If we wanted to implement this in Java, we’d write:
public int powerOf10(int n) {
if (n == 0) {
return 1;
}
return powerOf10(n-1) * 10;
}3.2. Finding N-Th Element of Fibonacci Sequence
Starting with 0 and 1, the Fibonacci Sequence is a sequence of numbers where each number is defined as the sum of the two numbers proceeding it: 0 1 1 2 3 5 8 13 21 34 55 …
So, given a number n, our problem is to find the n-th element of Fibonacci Sequence. To implement a recursive solution, we need to figure out the Stop Condition and the Recursive Call.
Luckily, it’s really straightforward.
Let’s call f(n) the n-th value of the sequence. Then we’ll have f(n) = f(n-1) + f(n-2) (the Recursive Call).
Meanwhile, f(0) = 0 and f(1) = 1 ( Stop Condition).
Then, it’s really obvious for us to define a recursive method to solve the problem:
public int fibonacci(int n) {
if (n <= 1) {
return n;
}
return fibonacci(n-1) + fibonacci(n-2);
}3.3. Converting from Decimal to Binary
Now, let’s consider the problem of converting a decimal number to binary. The requirement is to implement a method which receives a positive integer value n and returns a binary String representation.
One approach to converting a decimal number to binary is to divide the value by 2, record the remainder and continue to divide the quotient by 2.
We keep dividing like that until we get a quotient of 0. Then, by writing out all of the remainders in reserve order, we obtain the binary string.
Hence, our problem is to write a method that returns these remainders in reserve order:
public String toBinary(int n) {
if (n <= 1 ) {
return String.valueOf(n);
}
return toBinary(n / 2) + String.valueOf(n % 2);
}3.4. Height of a Binary Tree
The height of a binary tree is defined as the number of edges from the root to the deepest leaf.
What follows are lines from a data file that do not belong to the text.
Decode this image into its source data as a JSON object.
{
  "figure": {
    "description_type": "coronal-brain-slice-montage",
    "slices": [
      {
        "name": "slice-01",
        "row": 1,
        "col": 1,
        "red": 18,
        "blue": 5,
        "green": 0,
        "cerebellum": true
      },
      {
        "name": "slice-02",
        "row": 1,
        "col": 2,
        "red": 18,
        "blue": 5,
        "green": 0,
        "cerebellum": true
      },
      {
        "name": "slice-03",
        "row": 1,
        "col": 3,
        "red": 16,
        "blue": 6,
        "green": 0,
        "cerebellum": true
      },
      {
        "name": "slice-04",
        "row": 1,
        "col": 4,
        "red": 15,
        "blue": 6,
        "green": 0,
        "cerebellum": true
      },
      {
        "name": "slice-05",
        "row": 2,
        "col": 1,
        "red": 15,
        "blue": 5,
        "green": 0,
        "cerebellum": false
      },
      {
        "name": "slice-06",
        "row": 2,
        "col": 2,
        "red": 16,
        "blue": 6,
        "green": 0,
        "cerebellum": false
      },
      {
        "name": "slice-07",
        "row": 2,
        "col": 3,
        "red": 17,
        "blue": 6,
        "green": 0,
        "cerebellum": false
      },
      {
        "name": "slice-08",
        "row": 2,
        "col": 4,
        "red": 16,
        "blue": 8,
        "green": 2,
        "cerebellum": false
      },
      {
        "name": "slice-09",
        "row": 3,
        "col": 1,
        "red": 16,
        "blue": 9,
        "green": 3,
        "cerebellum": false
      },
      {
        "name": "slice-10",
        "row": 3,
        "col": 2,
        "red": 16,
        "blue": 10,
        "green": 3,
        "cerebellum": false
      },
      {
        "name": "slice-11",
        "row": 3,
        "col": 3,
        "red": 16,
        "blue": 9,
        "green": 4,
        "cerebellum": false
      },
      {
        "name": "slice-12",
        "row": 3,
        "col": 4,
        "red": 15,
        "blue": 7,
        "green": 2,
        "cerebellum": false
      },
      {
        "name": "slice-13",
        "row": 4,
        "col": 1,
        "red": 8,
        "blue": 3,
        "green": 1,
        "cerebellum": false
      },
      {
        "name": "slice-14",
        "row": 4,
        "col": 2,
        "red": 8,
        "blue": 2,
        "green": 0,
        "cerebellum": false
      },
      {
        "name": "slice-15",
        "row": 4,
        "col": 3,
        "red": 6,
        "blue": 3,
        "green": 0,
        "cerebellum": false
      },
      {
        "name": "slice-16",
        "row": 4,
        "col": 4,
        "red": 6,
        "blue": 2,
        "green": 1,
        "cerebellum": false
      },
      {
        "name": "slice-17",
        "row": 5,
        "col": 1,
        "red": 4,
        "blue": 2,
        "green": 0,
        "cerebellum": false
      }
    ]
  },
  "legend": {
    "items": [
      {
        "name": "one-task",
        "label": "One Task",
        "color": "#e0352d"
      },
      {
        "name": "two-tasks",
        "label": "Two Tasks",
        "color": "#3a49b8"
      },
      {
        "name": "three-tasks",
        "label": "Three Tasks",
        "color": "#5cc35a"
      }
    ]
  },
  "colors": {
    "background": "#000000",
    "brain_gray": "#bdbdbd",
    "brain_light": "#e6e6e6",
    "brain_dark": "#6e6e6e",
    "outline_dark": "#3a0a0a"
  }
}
Our problem now is to calculate this value for a given binary tree.
One simple approach would be to find the deepest leaf then counting the edges between the root and that leaf.
But trying to think of a recursive solution, we can restate the definition for the height of a binary tree as the max height of the root’s left branch and the root’s right branch, plus 1.
If the root has no left branch and right branch, its height is zero.
Here is our implementation:
public int calculateTreeHeight(BinaryNode root){
if (root!= null) {
if (root.getLeft() != null || root.getRight() != null) {
return 1 +
max(calculateTreeHeight(root.left),
calculateTreeHeight(root.right));
}
}
return 0;
}Hence, we see that some problems can be solved with recursion in a really simple way.
4. Conclusion
In this tutorial, we have introduced the concept of recursion in Java and demonstrated it with a few simple examples.